MGM Osaka als Vorreiter und Messlatte
Das einzige genehmigte Projekt von MGM Resorts und Orix Corp soll 2030 eröffnen. Mit Investitionskosten von zehn Milliarden US-Dollar und erwarteten Jahreseinnahmen von 5,9 Milliarden US-Dollar gilt es als Gradmesser für den Erfolg des gesamten Programms. Der Bau läuft bereits, doch die Komplexität des japanischen Marktes bleibt eine Herausforderung.
Das Osaka-Projekt auf der künstlichen Insel Yumeshima umfasst neben dem Casino auch ein 2.500-Zimmer-Hotel, Konferenzzentren, Restaurants und Einkaufsmöglichkeiten. Die Anlage soll jährlich 20 Millionen Besucher anziehen, davon 40 Prozent aus dem Ausland. MGM plant innovative Technologien wie kontaktlose Zahlungssysteme und KI-gestützte Kundenbetreuung.
Kritiker bemängeln jedoch die hohen Kosten für die öffentliche Infrastruktur. Allein die Anbindung an das Verkehrsnetz kostet mehrere Milliarden Yen. Die Osaka-Präfektur rechtfertigt dies mit langfristigen Steuereinnahmen von geschätzt 110 Milliarden Yen jährlich.
Potenzielle Kandidaten für die zweite Phase
Mehrere Regionen dürften erneut ihr Interesse bekunden. Yokohama hatte sich ursprünglich beworben, zog aber nach politischem Widerstand zurück. Auch Wakayama und andere Präfekturen könnten diesmal bessere Chancen sehen, da die regulatorischen Unsicherheiten der Anfangszeit geklärt sind. Die Erfahrungen aus Osaka werden dabei als wichtige Referenz dienen.
Hokkaido gilt als aussichtsreicher Kandidat, da die nördliche Präfektur bereits über etablierte Tourismusinfrastruktur verfügt. Die Region um Sapporo lockt jährlich Millionen von Skifahrern und könnte ein ganzjähriges Resort-Konzept entwickeln. Auch Chiba nahe Tokyo zeigt erneutes Interesse, nachdem sich die politische Stimmung gewandelt hat.
Die Präfektur Aichi mit der Industriestadt Nagoya prüft ebenfalls eine Bewerbung. Mit ihrer zentralen Lage zwischen Tokyo und Osaka sowie der Nähe zu internationalen Flughäfen bietet sie logistische Vorteile. Lokale Wirtschaftsverbände haben bereits Unterstützung signalisiert.
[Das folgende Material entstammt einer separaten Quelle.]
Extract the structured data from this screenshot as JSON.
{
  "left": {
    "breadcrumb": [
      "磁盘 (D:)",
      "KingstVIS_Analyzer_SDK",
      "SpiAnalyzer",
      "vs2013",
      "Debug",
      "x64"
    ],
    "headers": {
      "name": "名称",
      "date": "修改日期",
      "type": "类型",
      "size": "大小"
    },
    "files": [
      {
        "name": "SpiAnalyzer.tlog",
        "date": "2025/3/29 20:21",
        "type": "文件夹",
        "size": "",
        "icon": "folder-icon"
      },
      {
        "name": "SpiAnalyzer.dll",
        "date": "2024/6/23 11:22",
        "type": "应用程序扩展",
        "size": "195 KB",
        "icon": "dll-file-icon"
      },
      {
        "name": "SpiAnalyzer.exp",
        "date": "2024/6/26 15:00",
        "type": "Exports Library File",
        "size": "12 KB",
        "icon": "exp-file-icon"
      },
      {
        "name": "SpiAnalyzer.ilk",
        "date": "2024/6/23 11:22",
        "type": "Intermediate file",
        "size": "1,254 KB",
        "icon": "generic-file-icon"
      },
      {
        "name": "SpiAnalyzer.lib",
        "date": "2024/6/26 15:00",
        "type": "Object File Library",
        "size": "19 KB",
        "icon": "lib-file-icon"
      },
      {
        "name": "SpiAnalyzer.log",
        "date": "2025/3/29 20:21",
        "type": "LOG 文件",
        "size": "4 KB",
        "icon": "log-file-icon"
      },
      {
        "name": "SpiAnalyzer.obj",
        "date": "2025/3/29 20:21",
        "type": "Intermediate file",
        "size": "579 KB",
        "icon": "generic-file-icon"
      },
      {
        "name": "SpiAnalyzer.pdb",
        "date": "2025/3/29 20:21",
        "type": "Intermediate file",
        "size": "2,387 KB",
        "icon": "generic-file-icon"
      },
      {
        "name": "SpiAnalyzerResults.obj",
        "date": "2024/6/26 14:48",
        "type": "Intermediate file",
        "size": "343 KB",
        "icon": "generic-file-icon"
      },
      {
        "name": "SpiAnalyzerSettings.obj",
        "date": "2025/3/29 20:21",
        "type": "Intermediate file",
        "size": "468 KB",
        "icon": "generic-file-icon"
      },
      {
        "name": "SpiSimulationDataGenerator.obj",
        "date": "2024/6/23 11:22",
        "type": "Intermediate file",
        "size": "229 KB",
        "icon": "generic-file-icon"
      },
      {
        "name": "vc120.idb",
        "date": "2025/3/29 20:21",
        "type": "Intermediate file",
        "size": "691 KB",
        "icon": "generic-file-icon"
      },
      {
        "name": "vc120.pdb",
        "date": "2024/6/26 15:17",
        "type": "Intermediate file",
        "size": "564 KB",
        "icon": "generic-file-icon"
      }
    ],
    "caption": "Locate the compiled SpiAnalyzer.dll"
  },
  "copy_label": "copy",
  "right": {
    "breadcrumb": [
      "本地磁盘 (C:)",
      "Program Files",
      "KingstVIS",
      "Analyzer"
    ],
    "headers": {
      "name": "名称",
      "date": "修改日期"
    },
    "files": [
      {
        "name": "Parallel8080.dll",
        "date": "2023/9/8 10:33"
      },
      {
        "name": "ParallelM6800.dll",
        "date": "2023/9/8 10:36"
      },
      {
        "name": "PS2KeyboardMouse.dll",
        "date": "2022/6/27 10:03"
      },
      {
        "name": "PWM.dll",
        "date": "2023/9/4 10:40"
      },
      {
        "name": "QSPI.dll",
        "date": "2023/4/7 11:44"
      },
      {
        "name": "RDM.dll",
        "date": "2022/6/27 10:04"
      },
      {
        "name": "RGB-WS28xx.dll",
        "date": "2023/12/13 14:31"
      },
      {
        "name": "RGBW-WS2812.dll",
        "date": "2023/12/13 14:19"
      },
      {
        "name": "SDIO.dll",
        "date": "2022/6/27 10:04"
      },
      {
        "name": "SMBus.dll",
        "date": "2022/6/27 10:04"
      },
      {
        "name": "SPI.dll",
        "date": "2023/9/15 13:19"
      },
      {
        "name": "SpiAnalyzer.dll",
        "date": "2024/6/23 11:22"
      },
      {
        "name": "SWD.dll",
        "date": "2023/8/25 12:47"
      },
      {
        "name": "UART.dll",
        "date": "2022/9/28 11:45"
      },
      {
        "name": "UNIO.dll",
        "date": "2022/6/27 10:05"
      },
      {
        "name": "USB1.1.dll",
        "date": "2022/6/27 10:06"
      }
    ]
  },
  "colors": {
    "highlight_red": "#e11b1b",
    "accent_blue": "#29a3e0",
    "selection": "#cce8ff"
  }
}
Wirtschaftliche Bedeutung für Japan
Die integrierten Resorts sind Teil von Japans Strategie, den Tourismus als Wirtschaftsfaktor zu stärken. Nach der Pandemie und dem schwächelnden Binnenkonsum setzt die Regierung auf ausländische Besucher und Investitionen. Casino-Resorts sollen nicht nur Glücksspiel, sondern auch Konferenzen, Shows und Shopping unter einem Dach vereinen.
Das Japan Tourism Agency prognostiziert, dass drei vollständig ausgebaute integrierte Resorts jährlich 15 Milliarden US-Dollar Umsatz generieren und 150.000 Arbeitsplätze schaffen könnten. Diese Zahlen basieren auf Erfahrungen aus Singapur und Macau, wo ähnliche Konzepte erfolgreich umgesetzt wurden.
Besonders wichtig ist die Diversifizierung der Tourismusströme. Während Japan traditionell von chinesischen und südkoreanischen Besuchern abhängt, sollen Casino-Resorts auch Gäste aus Europa und Nordamerika anziehen. Die MICE-Industrie (Meetings, Incentives, Conferences, Exhibitions) steht dabei im Fokus.
Die zweite Bewerbungsrunde wird zeigen, ob Japan aus den Fehlern der ersten Phase gelernt hat. Mit klareren Vorgaben und dem Vorbild Osaka könnte das Programm endlich die erhoffte Dynamik entwickeln und Japans Position als Tourismusdestination nachhaltig stärken.